Наступил вечер, вокруг фонарей повисли туманные шары света. Подтаявший за день снег покрылся ледяной коркой, прохожие скользили, пробегая мимо нас укороченными, быстрыми шажками, и юркали в уютную темноту подъезда.

Сашка требовал все новых подробностей, но на каждом слове прерывал меня и принимался поносить Жабрина. Его бутсы разъезжались в стороны; чтобы не упасть, он то и дело цеплялся за мой локоть. Он все-таки хлопнулся, когда мы переходили дорогу, но тут же вскочил, проверил ощупью стекла очков и налился удвоенной яростью:

— Элементарная скотина! Ты думаешь, он что-нибудь понимает в искусстве?..
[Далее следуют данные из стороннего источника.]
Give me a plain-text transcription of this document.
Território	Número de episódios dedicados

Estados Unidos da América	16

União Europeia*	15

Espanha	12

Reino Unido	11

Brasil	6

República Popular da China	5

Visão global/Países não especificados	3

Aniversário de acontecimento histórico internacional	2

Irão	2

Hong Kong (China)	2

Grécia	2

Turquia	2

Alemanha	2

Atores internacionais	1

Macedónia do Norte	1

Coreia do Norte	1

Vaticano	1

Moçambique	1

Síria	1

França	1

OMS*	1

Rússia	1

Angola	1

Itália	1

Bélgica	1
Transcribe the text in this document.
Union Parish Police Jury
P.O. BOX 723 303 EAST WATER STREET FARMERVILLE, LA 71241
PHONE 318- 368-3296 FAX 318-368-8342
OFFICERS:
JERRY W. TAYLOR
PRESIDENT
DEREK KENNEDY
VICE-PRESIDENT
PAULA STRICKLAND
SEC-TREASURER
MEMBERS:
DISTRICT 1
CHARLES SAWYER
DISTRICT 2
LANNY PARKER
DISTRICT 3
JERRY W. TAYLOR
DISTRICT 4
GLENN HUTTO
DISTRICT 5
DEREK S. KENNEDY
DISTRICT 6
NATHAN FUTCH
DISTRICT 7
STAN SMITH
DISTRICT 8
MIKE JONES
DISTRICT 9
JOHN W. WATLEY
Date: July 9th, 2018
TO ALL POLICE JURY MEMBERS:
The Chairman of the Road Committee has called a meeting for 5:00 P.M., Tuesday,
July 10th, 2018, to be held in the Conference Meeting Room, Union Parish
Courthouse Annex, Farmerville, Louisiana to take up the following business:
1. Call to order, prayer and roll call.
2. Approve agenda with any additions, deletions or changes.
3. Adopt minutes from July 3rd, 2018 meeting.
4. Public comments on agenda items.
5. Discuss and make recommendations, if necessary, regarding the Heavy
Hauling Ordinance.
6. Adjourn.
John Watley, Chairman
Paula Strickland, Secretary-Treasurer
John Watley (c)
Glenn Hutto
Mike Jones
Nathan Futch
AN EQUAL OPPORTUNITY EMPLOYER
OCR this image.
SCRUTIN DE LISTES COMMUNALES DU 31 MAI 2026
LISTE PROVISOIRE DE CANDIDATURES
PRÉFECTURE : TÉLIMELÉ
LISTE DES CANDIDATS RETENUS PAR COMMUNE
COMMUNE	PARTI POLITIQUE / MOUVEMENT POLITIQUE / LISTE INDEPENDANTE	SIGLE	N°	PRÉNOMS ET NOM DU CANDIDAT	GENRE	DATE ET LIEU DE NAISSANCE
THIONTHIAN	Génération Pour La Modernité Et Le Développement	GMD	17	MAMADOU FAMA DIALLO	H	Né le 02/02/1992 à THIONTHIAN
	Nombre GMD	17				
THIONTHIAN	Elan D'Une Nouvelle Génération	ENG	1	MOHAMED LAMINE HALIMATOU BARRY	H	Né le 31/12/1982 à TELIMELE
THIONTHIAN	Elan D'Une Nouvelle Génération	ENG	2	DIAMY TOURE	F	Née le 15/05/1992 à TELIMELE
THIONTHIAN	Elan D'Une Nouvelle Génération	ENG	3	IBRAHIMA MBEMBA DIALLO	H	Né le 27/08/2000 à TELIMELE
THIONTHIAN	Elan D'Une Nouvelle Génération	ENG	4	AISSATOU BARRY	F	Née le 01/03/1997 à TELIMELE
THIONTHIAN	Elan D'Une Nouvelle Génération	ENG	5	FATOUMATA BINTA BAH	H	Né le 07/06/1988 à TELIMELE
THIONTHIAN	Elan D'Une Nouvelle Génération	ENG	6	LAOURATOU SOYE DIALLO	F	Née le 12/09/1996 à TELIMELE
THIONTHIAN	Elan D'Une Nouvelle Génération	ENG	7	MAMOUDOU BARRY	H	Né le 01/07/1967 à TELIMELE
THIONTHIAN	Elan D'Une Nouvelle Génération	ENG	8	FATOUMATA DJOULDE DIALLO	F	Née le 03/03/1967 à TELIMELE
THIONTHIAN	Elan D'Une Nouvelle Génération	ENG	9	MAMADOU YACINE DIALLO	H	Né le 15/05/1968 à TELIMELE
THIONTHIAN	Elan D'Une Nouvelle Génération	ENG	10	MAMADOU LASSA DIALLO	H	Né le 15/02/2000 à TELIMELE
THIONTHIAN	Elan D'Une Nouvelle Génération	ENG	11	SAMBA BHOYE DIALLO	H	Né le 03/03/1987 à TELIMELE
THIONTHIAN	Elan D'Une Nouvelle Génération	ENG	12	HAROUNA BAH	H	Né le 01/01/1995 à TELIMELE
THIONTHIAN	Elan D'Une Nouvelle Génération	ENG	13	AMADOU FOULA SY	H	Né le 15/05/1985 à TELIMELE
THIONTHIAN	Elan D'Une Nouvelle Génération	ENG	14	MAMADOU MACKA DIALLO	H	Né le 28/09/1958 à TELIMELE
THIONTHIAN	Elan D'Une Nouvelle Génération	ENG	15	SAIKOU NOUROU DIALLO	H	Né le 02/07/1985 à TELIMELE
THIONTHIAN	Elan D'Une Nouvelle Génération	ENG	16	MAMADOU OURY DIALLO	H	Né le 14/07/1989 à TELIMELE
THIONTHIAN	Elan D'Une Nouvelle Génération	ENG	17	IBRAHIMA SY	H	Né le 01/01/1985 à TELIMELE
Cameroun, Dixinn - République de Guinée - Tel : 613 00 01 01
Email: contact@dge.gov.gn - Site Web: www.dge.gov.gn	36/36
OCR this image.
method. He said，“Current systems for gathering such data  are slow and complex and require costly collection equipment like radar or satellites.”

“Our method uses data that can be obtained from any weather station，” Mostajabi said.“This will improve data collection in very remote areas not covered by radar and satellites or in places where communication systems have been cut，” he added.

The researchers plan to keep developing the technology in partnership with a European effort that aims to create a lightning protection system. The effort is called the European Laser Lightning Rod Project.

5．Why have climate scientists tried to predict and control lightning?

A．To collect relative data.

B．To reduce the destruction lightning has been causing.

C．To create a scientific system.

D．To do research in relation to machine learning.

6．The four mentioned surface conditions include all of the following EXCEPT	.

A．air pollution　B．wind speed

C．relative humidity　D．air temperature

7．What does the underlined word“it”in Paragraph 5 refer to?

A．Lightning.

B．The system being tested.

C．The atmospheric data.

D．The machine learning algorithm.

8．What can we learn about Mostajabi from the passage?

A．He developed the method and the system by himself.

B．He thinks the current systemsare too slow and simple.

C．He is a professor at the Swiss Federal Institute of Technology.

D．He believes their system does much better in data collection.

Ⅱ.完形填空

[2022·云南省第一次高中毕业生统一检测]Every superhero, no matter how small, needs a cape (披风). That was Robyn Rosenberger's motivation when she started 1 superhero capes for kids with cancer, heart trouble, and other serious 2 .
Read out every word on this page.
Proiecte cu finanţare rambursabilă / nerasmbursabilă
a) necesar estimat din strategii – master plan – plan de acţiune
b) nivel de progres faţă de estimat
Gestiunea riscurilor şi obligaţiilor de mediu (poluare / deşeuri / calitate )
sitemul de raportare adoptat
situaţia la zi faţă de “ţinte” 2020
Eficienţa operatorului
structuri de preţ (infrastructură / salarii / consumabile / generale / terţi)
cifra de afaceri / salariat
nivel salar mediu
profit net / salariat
Потом он неожиданно смолк. Поблизости от нас, высвеченная витриной магазина, процокала высокими каблучками девушка в кубанке. Сашка толкнул меня, обернулся и проводил долгим взглядом ее тугие, гордые ноги.

— Знаешь, Климушка,— горестно вспомнил он,— вчера мне пришлось продать билеты. Она не пришла. Она — понимаешь?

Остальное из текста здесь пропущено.